Momper läßt »multikulturell« streichen

■ Die Koalitionsvereinbarung ist schließlich perfekt/ Verkehrspolitischer Erfolg der SPD, aber in der Ausländerpolitik setzte sich die CDU durch/ Die Zuzugsbegrenzung soll bleiben

Berlin. Während die SPD sich bei den Koalitionsverhandlungen in der Verkehrspolitik gegenüber der CDU weitgehend durchgesetzt hat, ist die ImmigrantInnen- und Flüchtlingspolitik weitgehend von der CDU geprägt. In der Praxis sind die juristische Spielräume durch das seit dem 1. Januar geltende bundesweite Ausländergesetz für die Länder nur gering. In der schriftlichen Vereinbarung, die der taz vorliegt, taucht der Begriff »mulitkulturelle Gesellschaft« nicht auf. Die Vereinbarung, die heute mit den anderen Teilen des Koalitionsprogramms veröffentlicht werden soll, regelt in einem ersten allgemeinen Teil die grundsätzlichen Richtlinien für die künftige Politik.

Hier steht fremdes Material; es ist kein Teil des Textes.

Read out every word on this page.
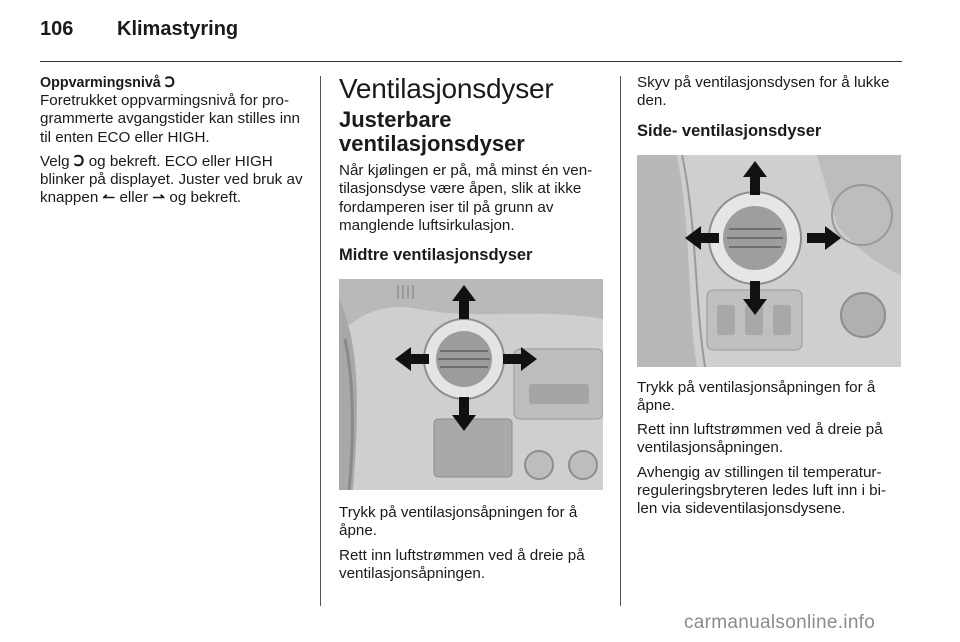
106 Klimastyring
Oppvarmingsnivå Ↄ

Foretrukket oppvarmingsnivå for pro-grammerte avgangstider kan stilles inn til enten ECO eller HIGH.

Velg Ↄ og bekreft. ECO eller HIGH blinker på displayet. Juster ved bruk av knappen ↼ eller ⇀ og bekreft.

Ventilasjonsdyser
Justerbare ventilasjonsdyser

Når kjølingen er på, må minst én ven-tilasjonsdyse være åpen, slik at ikke fordamperen iser til på grunn av manglende luftsirkulasjon.

Midtre ventilasjonsdyser

Trykk på ventilasjonsåpningen for å åpne.

Rett inn luftstrømmen ved å dreie på ventilasjonsåpningen.

Skyv på ventilasjonsdysen for å lukke den.

Side- ventilasjonsdyser

Trykk på ventilasjonsåpningen for å åpne.

Rett inn luftstrømmen ved å dreie på ventilasjonsåpningen.

Avhengig av stillingen til temperatur-reguleringsbryteren ledes luft inn i bi-len via sideventilasjonsdysene.

carmanualsonline.info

Um einzelne Formulierungen war in diesem »Fließtext«, wie der neue Sprachgebrauch lautet, noch erbittert gefeilscht worden. Wie berichtet, hatte man sich in vielen Einzelpunkten bereits geeinigt, im Vordergrund stand jetzt die »Philosophie«. Der Noch-Regierende Walter Momper behauptete gestern auch auf Nachfrage, er habe von dem Begriff »multikulturell« nie etwas gehalten und ihn auch nicht verwendet.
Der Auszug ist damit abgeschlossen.